What happens when too high levels of telomerase are produced in cells?

Answer 100

predisposition to oncogensis

Question 101

When are high levels of telomerase needed in cells?

Answer 101

in cells that need to undergo extensive proliferation, including germ cells, early embryo cells and somatic stem cells.
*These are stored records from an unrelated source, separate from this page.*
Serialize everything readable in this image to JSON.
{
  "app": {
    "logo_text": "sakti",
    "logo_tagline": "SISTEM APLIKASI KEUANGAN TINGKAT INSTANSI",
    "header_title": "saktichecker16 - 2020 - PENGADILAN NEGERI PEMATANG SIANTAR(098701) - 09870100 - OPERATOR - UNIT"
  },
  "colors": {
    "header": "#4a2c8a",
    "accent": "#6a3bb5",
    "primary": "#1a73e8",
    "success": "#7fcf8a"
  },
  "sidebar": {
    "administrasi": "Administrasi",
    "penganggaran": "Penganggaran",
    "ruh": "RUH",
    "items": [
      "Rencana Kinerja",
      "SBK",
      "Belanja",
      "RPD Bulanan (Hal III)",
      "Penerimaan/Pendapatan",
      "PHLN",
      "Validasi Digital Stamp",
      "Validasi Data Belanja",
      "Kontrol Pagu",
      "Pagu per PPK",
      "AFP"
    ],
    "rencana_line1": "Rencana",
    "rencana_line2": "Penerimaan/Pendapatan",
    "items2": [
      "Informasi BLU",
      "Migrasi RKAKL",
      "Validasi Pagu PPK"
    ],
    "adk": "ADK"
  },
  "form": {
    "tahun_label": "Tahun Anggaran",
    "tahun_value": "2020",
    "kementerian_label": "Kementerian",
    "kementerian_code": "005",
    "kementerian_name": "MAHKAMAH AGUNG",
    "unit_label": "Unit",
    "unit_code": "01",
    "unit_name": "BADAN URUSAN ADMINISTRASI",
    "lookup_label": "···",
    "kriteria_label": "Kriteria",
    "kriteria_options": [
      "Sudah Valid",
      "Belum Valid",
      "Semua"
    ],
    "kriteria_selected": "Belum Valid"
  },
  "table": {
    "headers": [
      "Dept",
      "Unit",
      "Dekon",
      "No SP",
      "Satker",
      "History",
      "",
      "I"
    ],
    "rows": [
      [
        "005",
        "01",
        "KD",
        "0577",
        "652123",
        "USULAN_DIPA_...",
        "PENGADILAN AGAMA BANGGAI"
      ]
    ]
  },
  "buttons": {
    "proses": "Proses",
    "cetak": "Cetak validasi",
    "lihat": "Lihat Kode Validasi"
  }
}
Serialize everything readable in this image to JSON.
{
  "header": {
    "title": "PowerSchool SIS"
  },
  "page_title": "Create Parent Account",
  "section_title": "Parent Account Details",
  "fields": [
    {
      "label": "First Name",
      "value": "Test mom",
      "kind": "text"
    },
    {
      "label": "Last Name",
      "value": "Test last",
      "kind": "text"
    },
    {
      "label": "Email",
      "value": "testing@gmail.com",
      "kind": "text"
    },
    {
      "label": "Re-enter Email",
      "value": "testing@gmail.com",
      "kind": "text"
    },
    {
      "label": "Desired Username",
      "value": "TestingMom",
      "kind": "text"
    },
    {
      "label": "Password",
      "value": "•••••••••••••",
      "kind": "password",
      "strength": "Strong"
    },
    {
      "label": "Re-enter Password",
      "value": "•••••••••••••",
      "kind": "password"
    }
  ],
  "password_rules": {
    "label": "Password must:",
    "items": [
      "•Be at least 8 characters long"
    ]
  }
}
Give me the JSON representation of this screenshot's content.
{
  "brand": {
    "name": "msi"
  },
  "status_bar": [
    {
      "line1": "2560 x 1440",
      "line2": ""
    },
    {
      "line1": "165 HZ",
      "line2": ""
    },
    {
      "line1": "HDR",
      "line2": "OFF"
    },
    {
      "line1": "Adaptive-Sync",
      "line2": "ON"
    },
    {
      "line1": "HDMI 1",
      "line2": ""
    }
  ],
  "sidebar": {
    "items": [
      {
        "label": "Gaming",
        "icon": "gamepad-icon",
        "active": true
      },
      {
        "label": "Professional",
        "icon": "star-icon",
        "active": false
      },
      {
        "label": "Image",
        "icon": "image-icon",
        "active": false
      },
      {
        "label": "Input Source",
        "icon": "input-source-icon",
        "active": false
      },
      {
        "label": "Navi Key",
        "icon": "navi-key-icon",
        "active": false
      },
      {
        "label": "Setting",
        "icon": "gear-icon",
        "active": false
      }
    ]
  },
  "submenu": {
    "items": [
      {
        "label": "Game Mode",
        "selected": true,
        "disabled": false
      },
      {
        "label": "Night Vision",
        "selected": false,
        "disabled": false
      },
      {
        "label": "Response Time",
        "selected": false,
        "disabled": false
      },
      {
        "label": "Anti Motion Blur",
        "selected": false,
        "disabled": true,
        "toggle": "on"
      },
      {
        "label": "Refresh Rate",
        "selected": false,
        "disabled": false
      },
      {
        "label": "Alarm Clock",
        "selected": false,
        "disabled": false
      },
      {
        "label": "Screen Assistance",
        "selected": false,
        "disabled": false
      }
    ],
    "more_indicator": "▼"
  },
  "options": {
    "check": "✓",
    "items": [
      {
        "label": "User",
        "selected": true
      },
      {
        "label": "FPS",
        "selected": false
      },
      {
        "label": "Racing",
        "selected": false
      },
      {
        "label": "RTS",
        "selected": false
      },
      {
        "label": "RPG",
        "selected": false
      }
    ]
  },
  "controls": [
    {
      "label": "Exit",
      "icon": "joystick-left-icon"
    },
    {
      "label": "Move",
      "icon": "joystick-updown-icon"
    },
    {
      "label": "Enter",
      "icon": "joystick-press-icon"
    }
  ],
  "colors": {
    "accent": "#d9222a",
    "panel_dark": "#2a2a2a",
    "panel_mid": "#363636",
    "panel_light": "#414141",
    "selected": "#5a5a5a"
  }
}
Telomerase expression in these cells allows telomere lengths to be maintained or extended in order to resist senescence.

Question 102

When telomeres are not well protected by shelterin, what can happen?

Answer 102

If TRF2 is mutated, chromosome ends can fuse with one another or to broken DNA. Such events are highly genome destabilising, mutagenic and therefore potentially oncogenic.

Question 103

What is the sequence of repeats that Telomerase adds to the end of the lagging strand?

Answer 103

TTAGGG

Question 104

Name a protein complex that prevents telomeric DNA being recognised

Answer 104

Shelterin

Question 105

What is the subunit of telomerase with reverse transcriptase activity?

Answer 105

TERT

Question 106

What is a component of telomerase that acts as a reverse transcription template?

Answer 106

TERC

Question 107

What is a component of shelterin is implicated in preventing telomere fusion?

Answer 107

TRF2

Question 108

Concerning Topoisomerase II (select all correct statements):

1) It is essential for cell viability
2) It is the only way to relax positive supercoils.
3) It cuts both strands of the DNA double helix
4) It a target for anti-cancer drugs.
5) Is necessary for the initiation of DNA replication

Answer 108

1) It is essential for cell viability
3) It cuts both strands of the DNA double helix
4) It a target for anti-cancer drugs

Question 109

Select all correct statements.

1) Excessive telomerase activity increases the risk of oncogenesis.
2) Impaired telomere maintenance increases the risk of oncogenesis.
3) Up-regulating telomerase is an acceptable approach to increasing human life-span.
4) Inhibiting telomerase in cancer cells is an acceptable approach in anti-cancer research.
5) Many telomere syndrome symptoms can be explained by loss of somatic stem cells.

Answer 109

1) Excessive telomerase activity increases the risk of oncogenesis.
2) Impaired telomere maintenance increases the risk of oncogenesis.
4) Inhibiting telomerase in cancer cells is an acceptable approach in anti-cancer research.
5) Many telomere syndrome symptoms can be explained by loss of somatic stem cells.